KEY POINTS
- Local content intervention funds reached 132 Nigerian companies.
- Indigenous participation rose to 61 percent this year.
- Local content intervention funds support assets, jobs and ownership.
A total of N51.785 billion ($33.7 million) and $359.653 million from local content intervention funds have gone to at least 132 Nigerian businesses.
This demonstrates that there is a persistent drive to get more Nigerians interested in the oil and gas industry in their own country. The Nigerian Content Development and Monitoring Board (NCDMB) is in charge of the money. It comes from a number of sources, including the $350 million Nigerian Content Intervention Fund, the $50 million Working Capital Fund funded by NEXIM Bank, and the Women in Oil and Gas Fund. The funding aims to help Nigerian businesses strengthen their balance sheets and play a bigger role across the energy value chain.
Fresh data released by the Board on Monday shows a broad spread of beneficiaries, ranging from manufacturers to contractors and asset owners, reflecting a strategy focused on long-term capacity rather than short-term contracts.
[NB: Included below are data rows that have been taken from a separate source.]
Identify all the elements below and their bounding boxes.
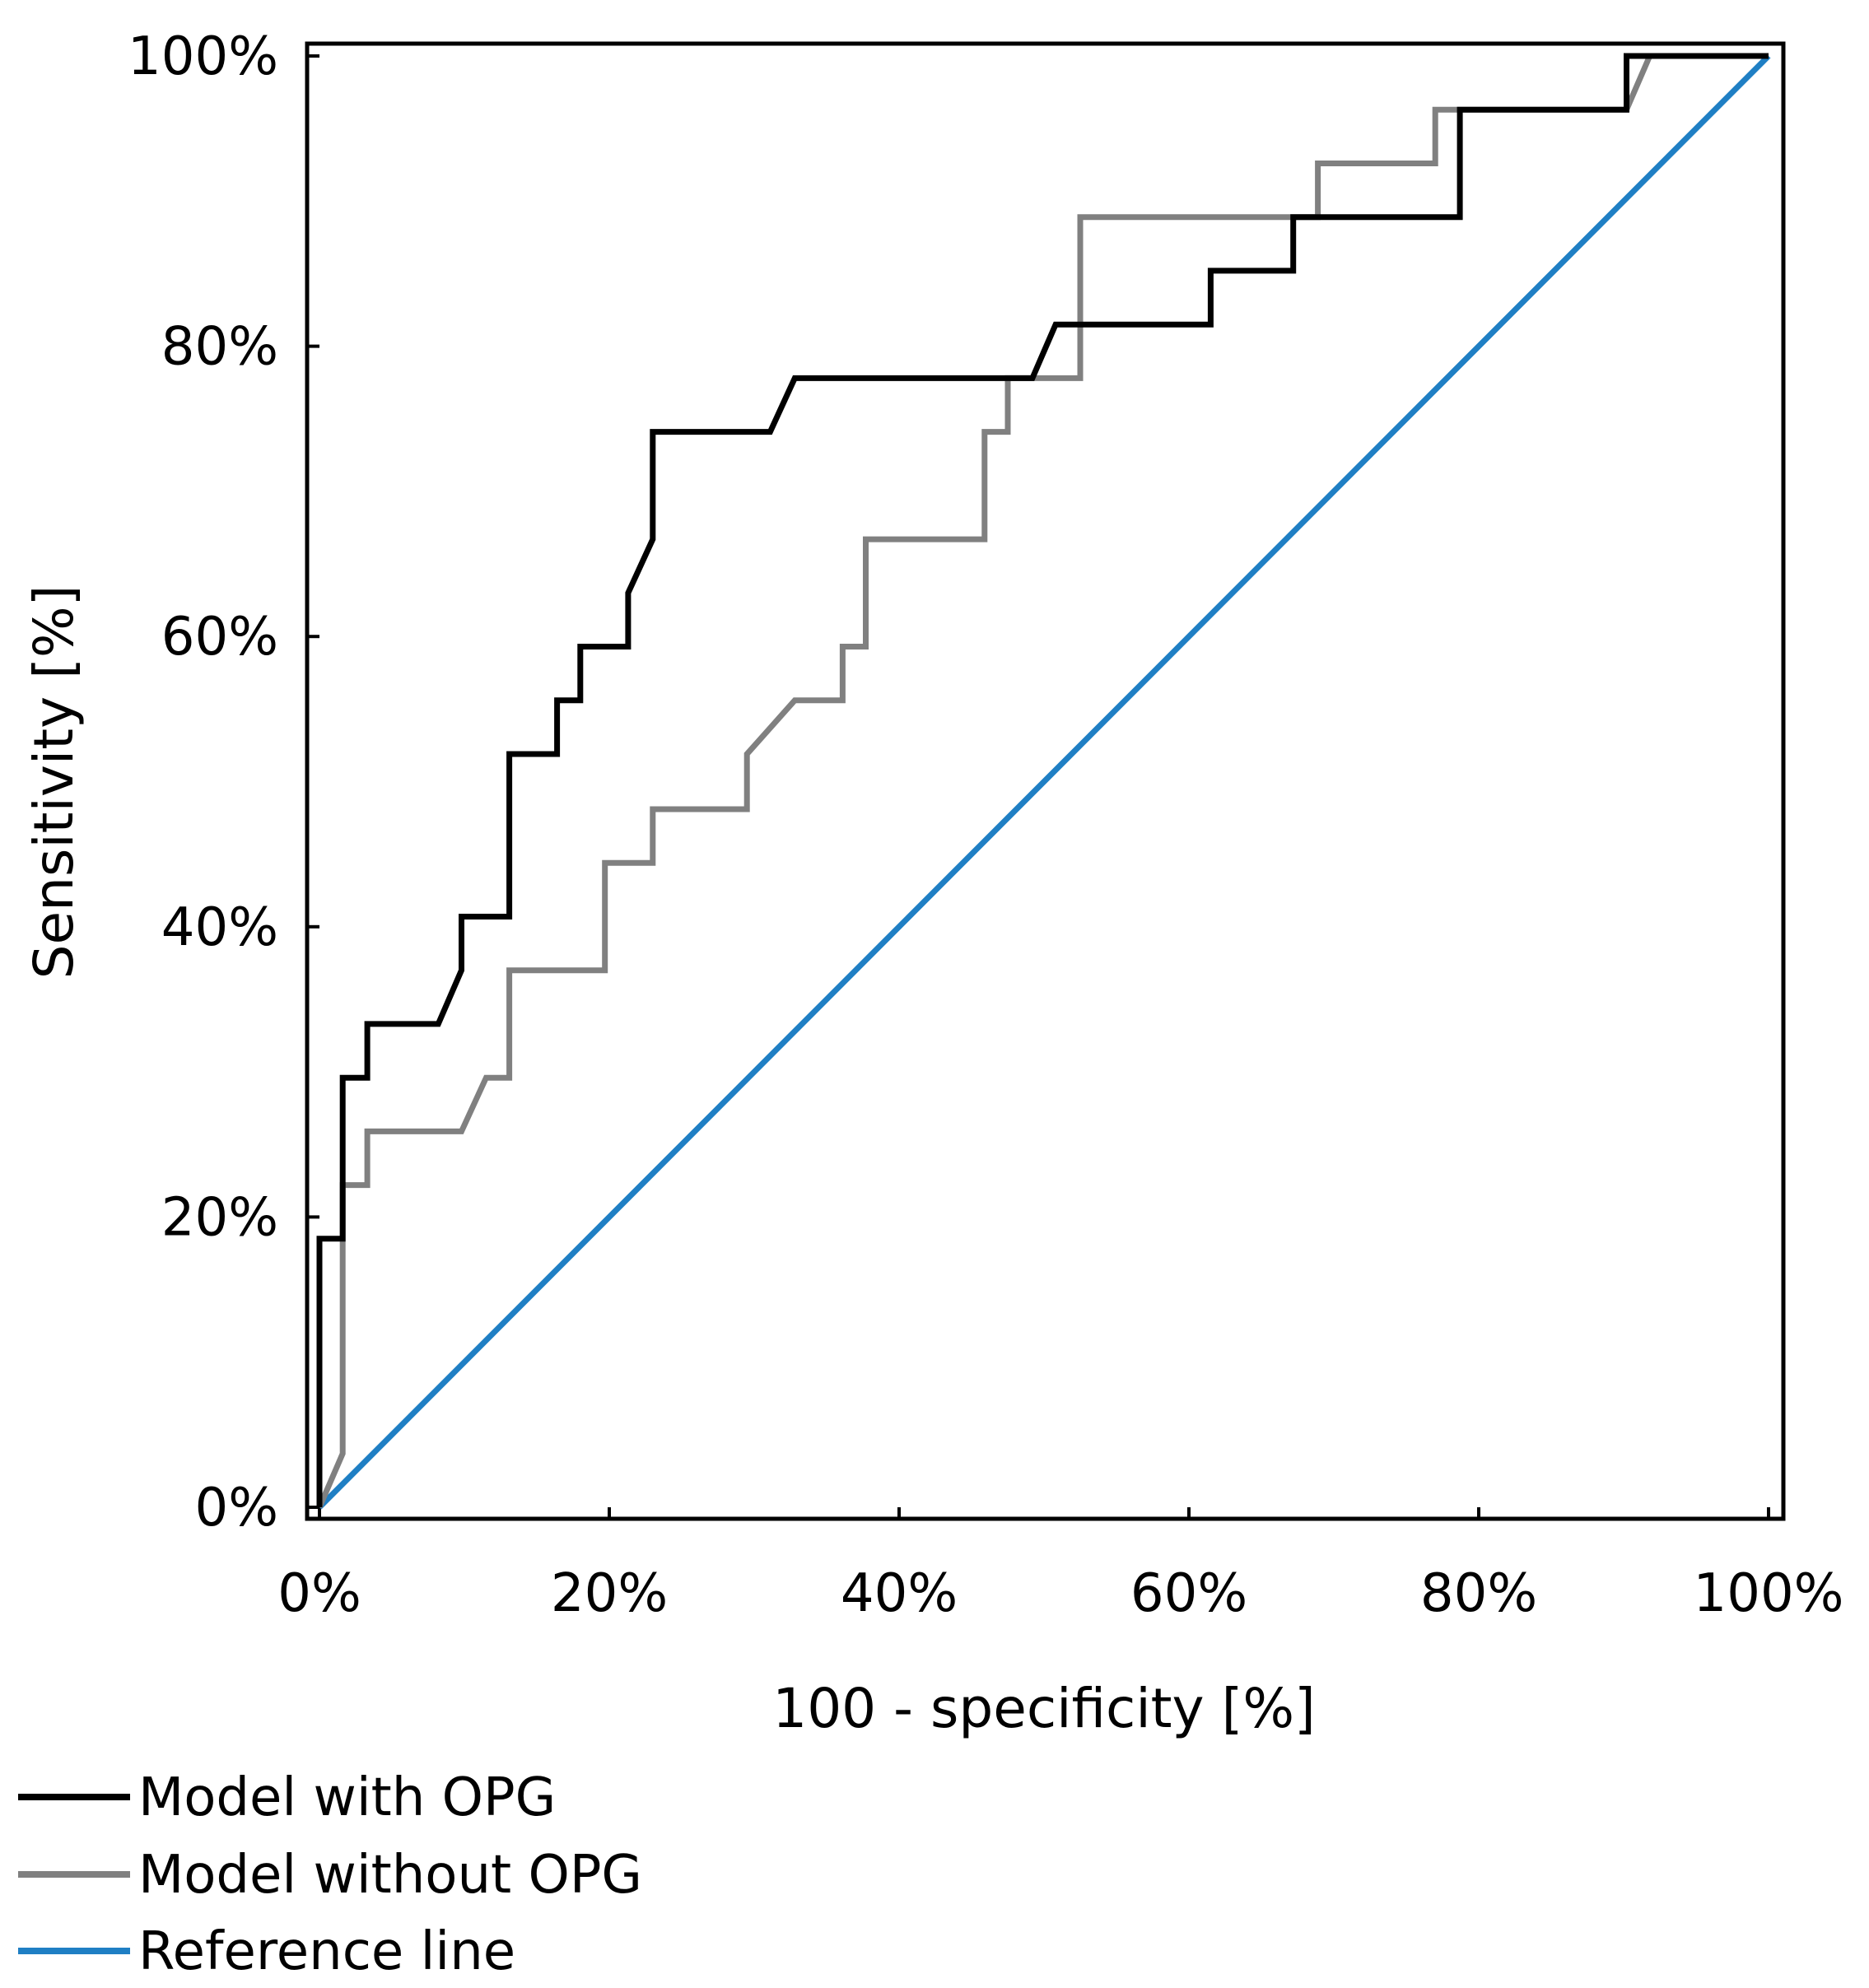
x-tick-label: 40%	[841, 1563, 958, 1624]
legend-label-reference-line: Reference line	[138, 1921, 515, 1982]
model-with-opg-line	[316, 53, 1769, 1507]
y-axis-ticks: 0% 20% 40% 60% 80% 100%	[128, 26, 319, 1539]
y-tick-label: 0%	[194, 1478, 278, 1539]
y-tick-label: 80%	[161, 317, 278, 378]
x-axis-title: 100 - specificity [%]	[772, 1677, 1316, 1740]
y-axis-title: Sensitivity [%]	[22, 585, 86, 980]
x-tick-label: 0%	[277, 1563, 361, 1624]
x-tick-label: 100%	[1694, 1563, 1844, 1624]
reference-line	[317, 54, 1771, 1510]
x-axis-ticks: 0% 20% 40% 60% 80% 100%	[277, 1507, 1843, 1624]
legend: Model with OPG Model without OPG Reference…	[18, 1767, 642, 1982]
model-without-opg-line	[316, 53, 1769, 1509]
legend-label-model-without-opg: Model without OPG	[138, 1845, 642, 1906]
x-tick-label: 20%	[551, 1563, 668, 1624]
x-tick-label: 80%	[1420, 1563, 1537, 1624]
series-layer	[316, 53, 1771, 1510]
y-tick-label: 60%	[161, 607, 278, 668]
legend-label-model-with-opg: Model with OPG	[138, 1767, 556, 1828]
y-tick-label: 40%	[161, 897, 278, 958]
x-tick-label: 60%	[1130, 1563, 1247, 1624]
plot-frame	[305, 41, 1786, 1521]
y-tick-label: 100%	[128, 26, 278, 87]
y-tick-label: 20%	[161, 1187, 278, 1248]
Local content intervention funds boost capacity
According to the NCDMB, three manufacturing firms received N7.561 billion, while 38 companies accessed N22.144 billion and $205.666 million for asset acquisition. Another 10 firms obtained N2.232 billion and $24.728 million to finance contracts, and 25 companies secured N15.98 billion and $115.998 million for loan refinancing.
Speaking at a media stakeholders’ workshop in Abuja, NCDMB Director of Corporate Services Abdulmalik Halilu said the impact of the local content intervention funds is already visible. He noted that Nigerian participation in the oil and gas sector has risen to 61 percent this year, from 44 percent three years ago.
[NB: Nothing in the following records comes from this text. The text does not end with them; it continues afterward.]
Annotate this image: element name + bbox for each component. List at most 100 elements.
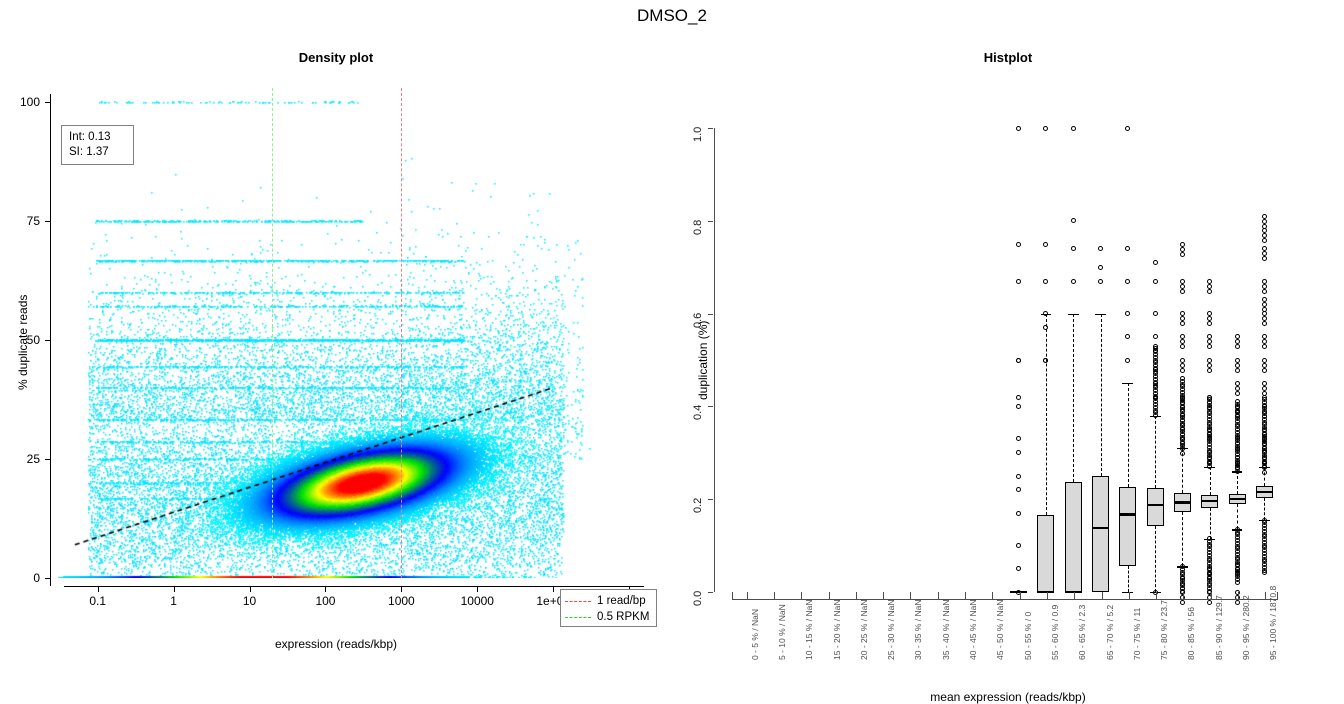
histplot-xtick (829, 592, 830, 600)
boxplot-outlier (1043, 325, 1049, 331)
histplot-xtick-label: 50 - 55 % / 0 (1022, 611, 1033, 660)
histplot-xtick-label: 30 - 35 % / NaN (913, 599, 924, 660)
boxplot-outlier (1179, 589, 1185, 595)
boxplot-whisker-upper (1100, 313, 1102, 476)
histplot-xtick (1265, 592, 1266, 600)
boxplot-outlier (1261, 469, 1267, 475)
histplot-xtick-label: 10 - 15 % / NaN (804, 599, 815, 660)
boxplot-outlier (1261, 302, 1267, 308)
boxplot-outlier (1016, 543, 1022, 549)
boxplot-outlier (1016, 125, 1022, 131)
boxplot-whisker-upper (1182, 448, 1184, 494)
boxplot-outlier (1234, 390, 1240, 396)
boxplot-outlier (1043, 357, 1049, 363)
boxplot-outlier (1016, 241, 1022, 247)
boxplot-box (1146, 487, 1164, 526)
density-xtick (477, 587, 479, 592)
boxplot-outlier (1207, 367, 1213, 373)
boxplot-outlier (1016, 394, 1022, 400)
boxplot-outlier (1261, 256, 1267, 262)
density-ytick (45, 340, 50, 342)
histplot-xtick (910, 592, 911, 600)
boxplot-outlier (1179, 376, 1185, 382)
boxplot-median (1146, 503, 1164, 506)
boxplot-outlier (1179, 321, 1185, 327)
boxplot-outlier (1261, 237, 1267, 243)
boxplot-median (1255, 491, 1273, 494)
density-ytick (45, 102, 50, 104)
boxplot-outlier (1261, 570, 1267, 576)
boxplot-outlier (1179, 288, 1185, 294)
boxplot-outlier (1179, 316, 1185, 322)
vline-0-5-rpkm (272, 88, 274, 578)
boxplot-whisker-lower (1155, 525, 1157, 592)
density-xtick (325, 587, 327, 592)
boxplot-outlier (1261, 339, 1267, 345)
boxplot-outlier (1234, 344, 1240, 350)
boxplot-outlier (1125, 278, 1131, 284)
histplot-xtick-label: 55 - 60 % / 0.9 (1049, 604, 1060, 660)
histplot-ytick-label: 0.0 (692, 590, 704, 606)
legend-label-red: 1 read/bp (597, 595, 646, 607)
density-plot-panel: Density plot 0.11101001000100001e+051e+0… (0, 40, 672, 672)
boxplot-outlier (1234, 362, 1240, 368)
boxplot-whisker-lower (1237, 503, 1239, 530)
histplot-ytick (708, 220, 713, 222)
boxplot-whisker-upper (1127, 383, 1129, 487)
vline-1-read-per-bp (401, 88, 403, 578)
boxplot-outlier (1070, 125, 1076, 131)
boxplot-outlier (1043, 241, 1049, 247)
boxplot-outlier (1261, 334, 1267, 340)
boxplot-outlier (1261, 321, 1267, 327)
density-xtick-label: 10000 (460, 594, 494, 608)
density-info-box: Int: 0.13 SI: 1.37 (61, 125, 134, 165)
boxplot-outlier (1179, 283, 1185, 289)
density-yaxis-title: % duplicate reads (16, 294, 30, 390)
histplot-xtick (883, 592, 884, 600)
histplot-ytick (708, 406, 713, 408)
boxplot-outlier (1016, 566, 1022, 572)
boxplot-median (1228, 497, 1246, 500)
density-xtick-label: 10 (242, 594, 257, 608)
boxplot-outlier (1261, 278, 1267, 284)
density-xtick (173, 587, 175, 592)
boxplot-whisker-upper (1264, 466, 1266, 487)
boxplot-outlier (1179, 251, 1185, 257)
boxplot-whisker-lower (1264, 497, 1266, 521)
boxplot-median (1037, 590, 1055, 594)
boxplot-outlier (1207, 362, 1213, 368)
boxplot-outlier (1234, 385, 1240, 391)
boxplot-outlier (1234, 399, 1240, 405)
boxplot-outlier (1070, 218, 1076, 224)
boxplot-median (1173, 501, 1191, 504)
boxplot-outlier (1016, 436, 1022, 442)
histplot-plot-area (732, 125, 1278, 605)
histplot-xtick (938, 592, 939, 600)
histplot-xaxis (732, 592, 1278, 600)
boxplot-outlier (1179, 367, 1185, 373)
boxplot-outlier (1261, 344, 1267, 350)
boxplot-outlier (1179, 278, 1185, 284)
boxplot-whisker-upper (1045, 313, 1047, 515)
boxplot-outlier (1179, 599, 1185, 605)
density-plot-area (58, 88, 652, 578)
boxplot-cap-upper (1067, 313, 1079, 315)
boxplot-outlier (1234, 367, 1240, 373)
density-ytick-label: 75 (26, 214, 40, 229)
legend-item-0-5-rpkm: 0.5 RPKM (565, 609, 652, 625)
boxplot-outlier (1261, 316, 1267, 322)
boxplot-outlier (1152, 260, 1158, 266)
histplot-ytick (708, 499, 713, 501)
histplot-ytick (708, 128, 713, 129)
density-ytick (45, 221, 50, 223)
histplot-xtick (1156, 592, 1157, 600)
boxplot-outlier (1016, 357, 1022, 363)
boxplot-outlier (1207, 316, 1213, 322)
boxplot-whisker-upper (1155, 415, 1157, 488)
boxplot-outlier (1207, 589, 1213, 595)
histplot-xtick-label: 75 - 80 % / 23.7 (1159, 599, 1170, 660)
boxplot-outlier (1098, 264, 1104, 270)
histplot-xtick (1211, 592, 1212, 600)
boxplot-outlier (1261, 283, 1267, 289)
density-legend: 1 read/bp 0.5 RPKM (560, 589, 657, 627)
“The NLNG Train-7 project alone engaged about 8,000 Nigerians,” Halilu said, citing it as evidence that local content policies translate into jobs and skills development rather than paper compliance.
Local content intervention funds reshape industry
Halilu stressed that local content is rooted in global best practices, not protectionism. Under the Nigerian Oil and Gas Industry Content Development Act, the Board balances enforcement with capacity building, supported by 17 broad schedules and nearly 300 performance indicators.
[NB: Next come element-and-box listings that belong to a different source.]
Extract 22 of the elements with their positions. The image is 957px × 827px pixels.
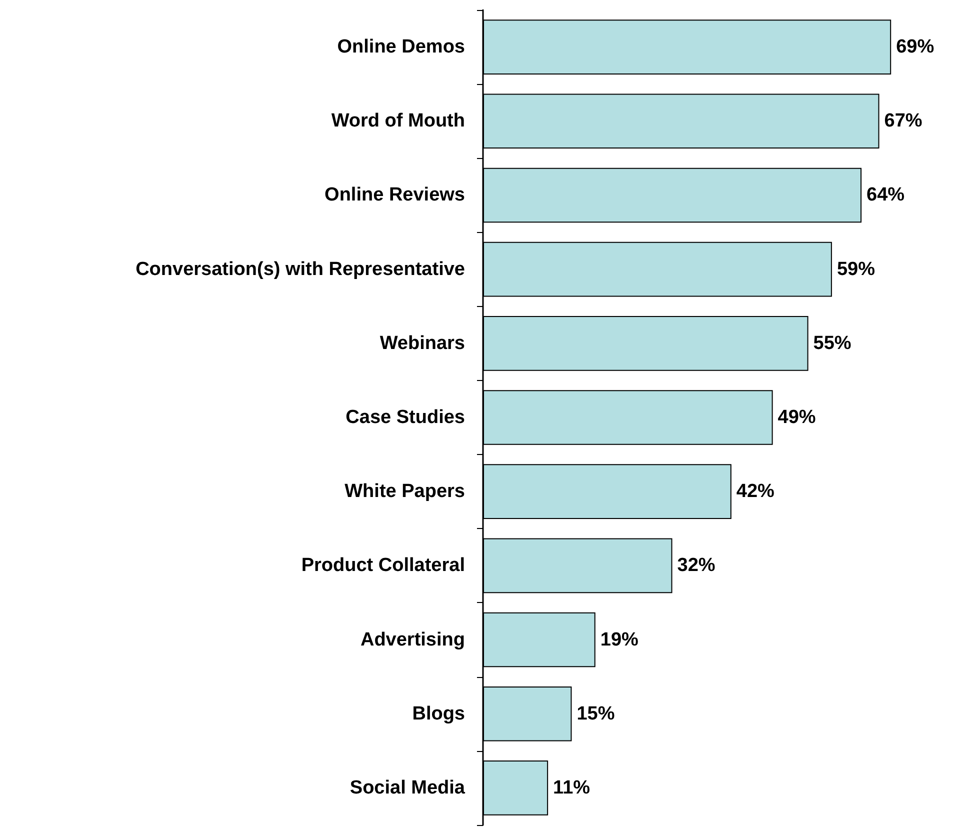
data-label: 42% [736,481,775,502]
y-tick-label: Online Reviews [324,184,465,206]
data-label: 55% [813,332,852,354]
data-label: 69% [896,36,934,58]
y-tick-label: Case Studies [346,407,465,428]
data-label: 59% [836,258,876,280]
data-label: 64% [866,184,905,206]
y-tick-label: White Papers [344,481,465,502]
data-label: 32% [677,555,716,576]
y-tick-label: Conversation(s) with Representative [136,258,465,280]
y-tick-label: Advertising [360,629,465,650]
y-tick-label: Product Collateral [301,555,465,576]
y-tick-label: Social Media [350,777,466,798]
y-tick-label: Webinars [380,332,465,354]
data-label: 11% [553,777,590,798]
data-label: 19% [600,629,639,650]
data-label: 15% [576,703,615,724]
data-label: 67% [884,110,922,132]
y-tick-label: Blogs [412,703,465,724]
y-tick-label: Word of Mouth [331,110,465,132]
data-label: 49% [778,407,816,428]
y-tick-label: Online Demos [337,36,465,58]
He said local content policies are driving industrialisation, asset ownership, research ecosystems and sustainable operations. Projects such as NLNG Train-7, which engaged 1,400 vendors alongside 500 expatriates, have enabled local fabrication of pressure vessels, pumps, cables and industrial equipment now used beyond oil and gas.
Legacy investments, including the FPSO integration yard in Lador, are also reducing reliance on foreign capacity and positioning Nigerian firms for future projects.
Looking beyond Nigeria, Halilu said the Board is working through the African Petroleum Producers’ Organisation to promote local content across the continent, arguing that only regional scale can attract high-end investments. Initiatives such as the Africa Energy Bank and the Brazzaville Accord, he said, reflect Nigeria’s leadership in that effort.